The lectures, compiled and published as a book entitled, “Six Drawing Lessons,” begins with a meditation on Plato’s Cave and fans out in brilliant bursts to capture the artist’s thoughts on studio practice and the confluence of ideas, experimentation and failure necessary in the creation of enduring work. Cultural references also play significant roles in Kentridge’s art — from the influence of missionaries on artisanal output in colonized African countries, to the role of apartheid and ongoing political debate in his native Johannesburg.

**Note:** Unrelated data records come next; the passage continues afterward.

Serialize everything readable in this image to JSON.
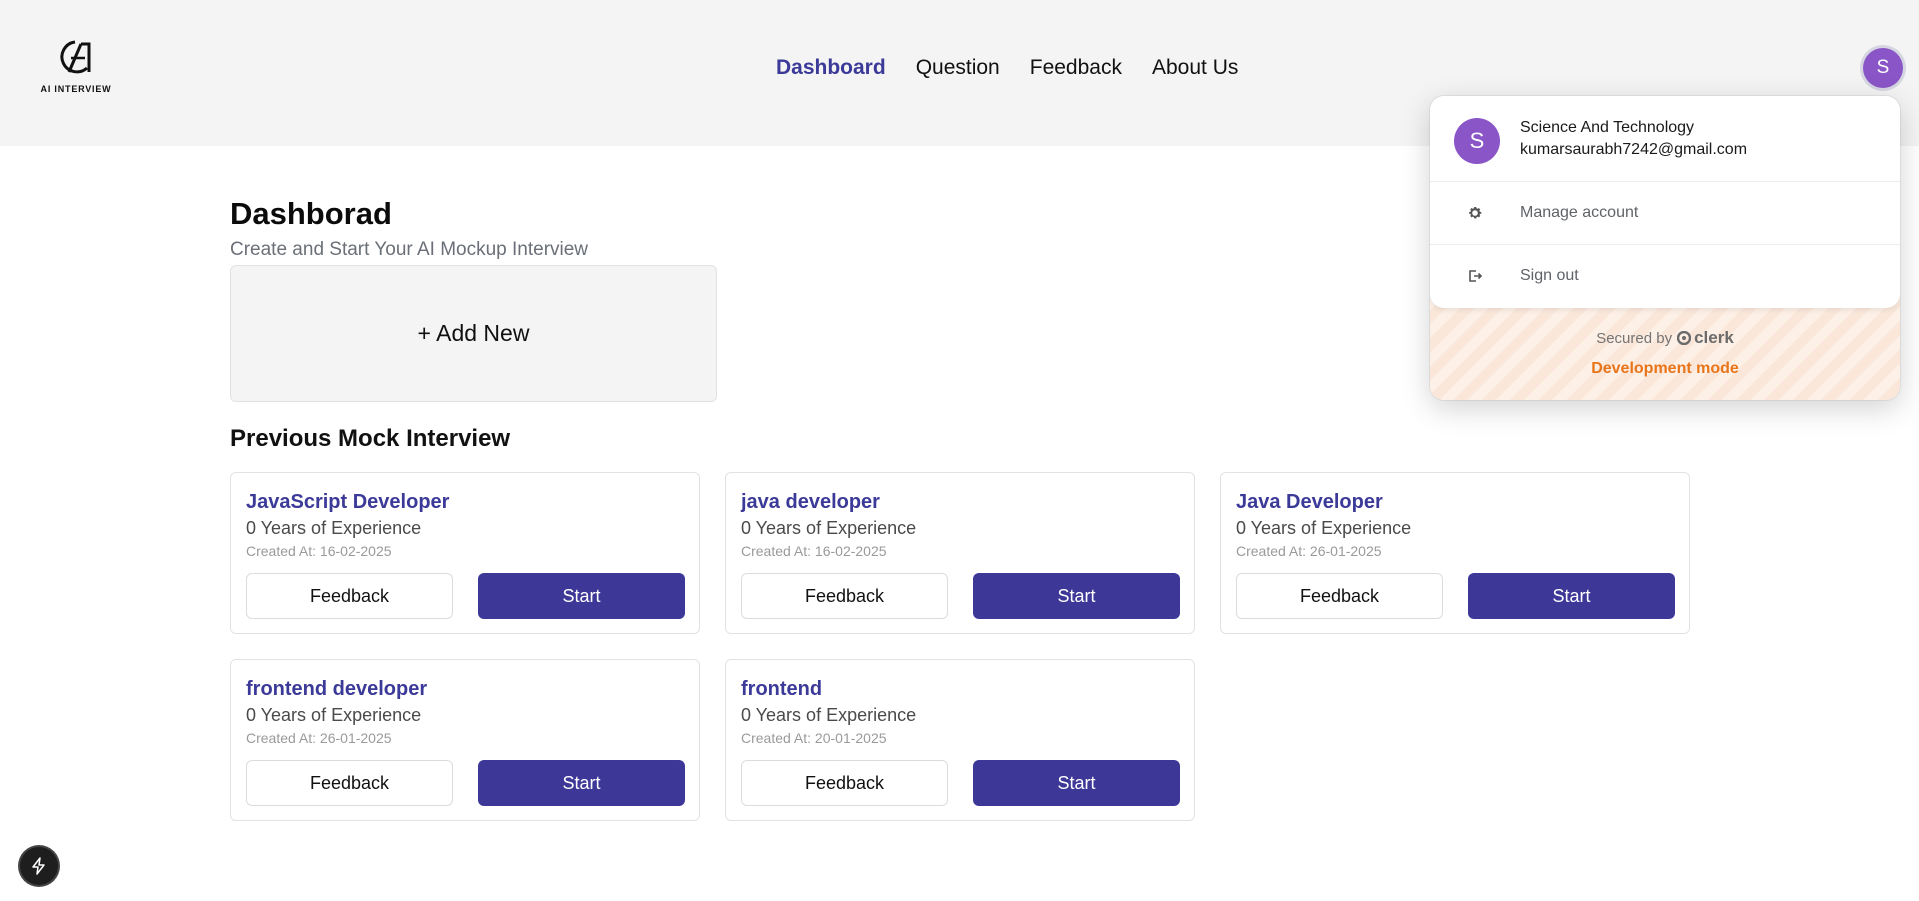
{
  "brand": {
    "logo_text": "AI INTERVIEW",
    "icon": "ai-interview-logo-icon"
  },
  "nav": [
    {
      "label": "Dashboard",
      "active": true
    },
    {
      "label": "Question",
      "active": false
    },
    {
      "label": "Feedback",
      "active": false
    },
    {
      "label": "About Us",
      "active": false
    }
  ],
  "user": {
    "initial": "S",
    "name": "Science And Technology",
    "email": "kumarsaurabh7242@gmail.com"
  },
  "page": {
    "title": "Dashborad",
    "subtitle": "Create and Start Your AI Mockup Interview",
    "add_new_label": "+ Add New",
    "section_title": "Previous Mock Interview"
  },
  "interviews": [
    {
      "role": "JavaScript Developer",
      "experience": "0 Years of Experience",
      "created": "Created At: 16-02-2025",
      "feedback_label": "Feedback",
      "start_label": "Start"
    },
    {
      "role": "java developer",
      "experience": "0 Years of Experience",
      "created": "Created At: 16-02-2025",
      "feedback_label": "Feedback",
      "start_label": "Start"
    },
    {
      "role": "Java Developer",
      "experience": "0 Years of Experience",
      "created": "Created At: 26-01-2025",
      "feedback_label": "Feedback",
      "start_label": "Start"
    },
    {
      "role": "frontend developer",
      "experience": "0 Years of Experience",
      "created": "Created At: 26-01-2025",
      "feedback_label": "Feedback",
      "start_label": "Start"
    },
    {
      "role": "frontend",
      "experience": "0 Years of Experience",
      "created": "Created At: 20-01-2025",
      "feedback_label": "Feedback",
      "start_label": "Start"
    }
  ],
  "popover": {
    "manage_account": "Manage account",
    "sign_out": "Sign out",
    "secured_by": "Secured by",
    "clerk": "clerk",
    "dev_mode": "Development mode"
  },
  "colors": {
    "accent": "#3c3a99",
    "button": "#3d3898",
    "avatar": "#8a55c7",
    "dev_mode": "#e8751a"
  }
}
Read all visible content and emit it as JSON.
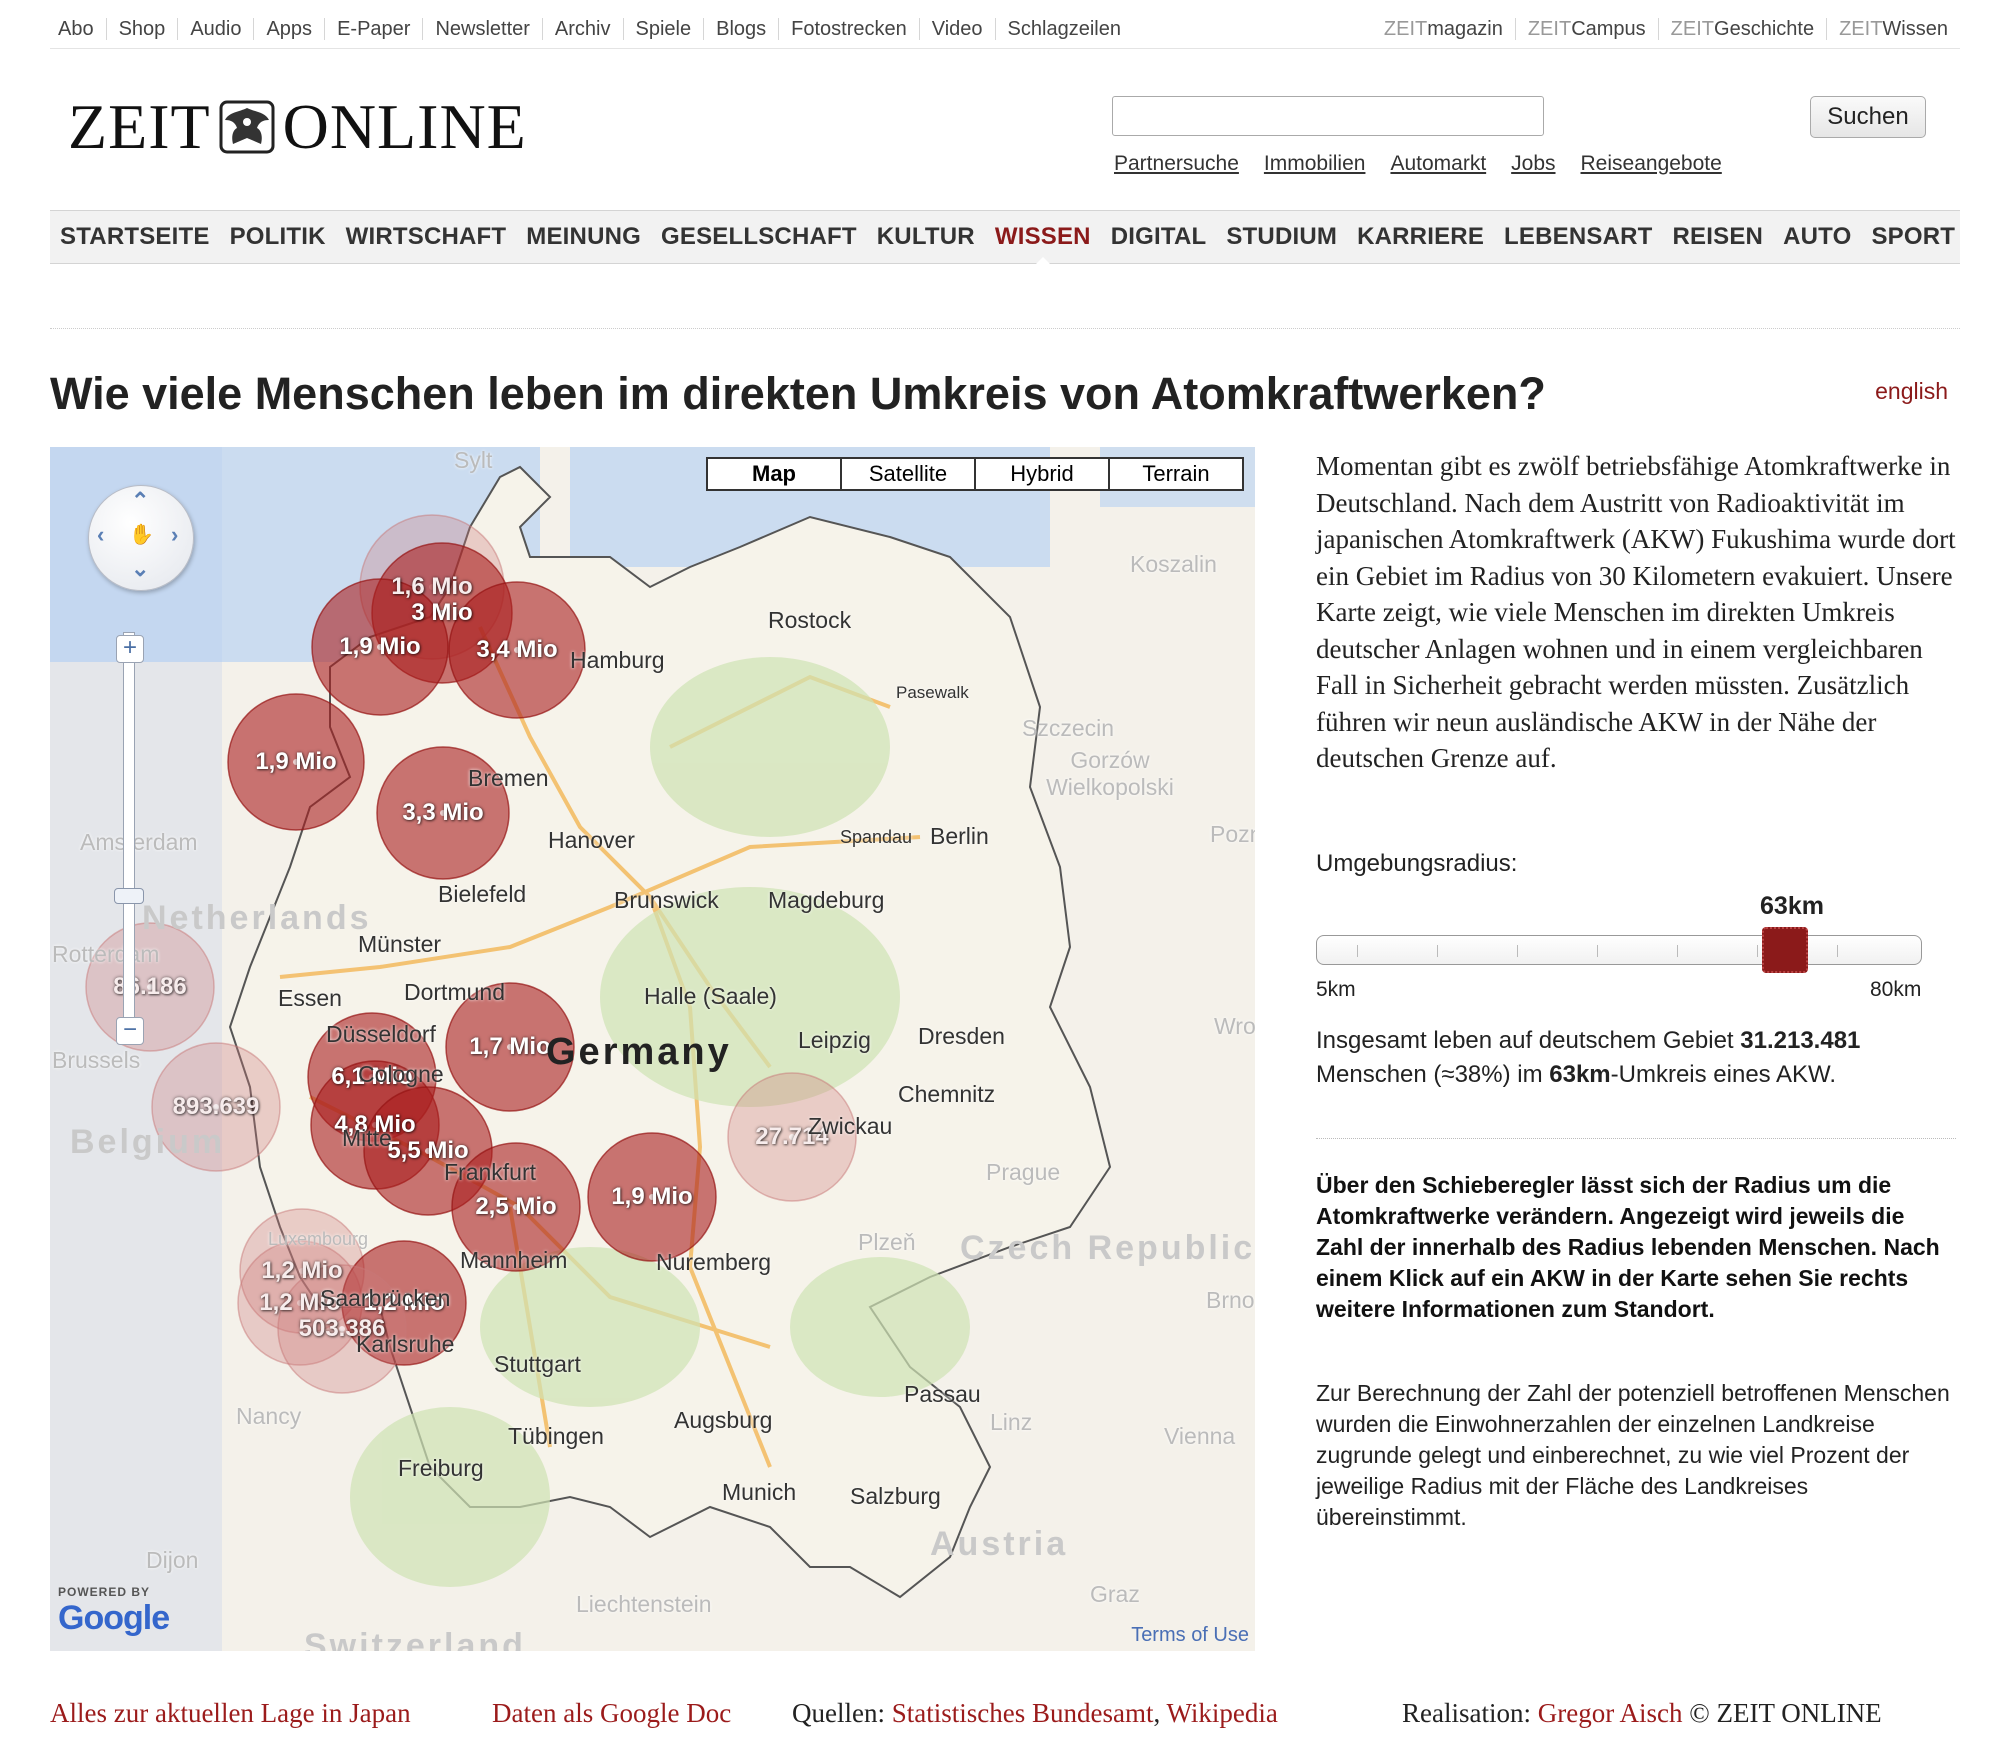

His linocuts champion familiar Kentridge iconography — his coffee pots, typewriters, cats, trees and nudes — and were used in conjunction with his lectures.
As he deconstructs the works in this series, he challenges the viewer to experience the ways in which the unconscious leaps to make sense of the marks and shards on paper. And his coffee pots begin to anthropomorphize — would he have us see the woman in a long skirt or something of our own making?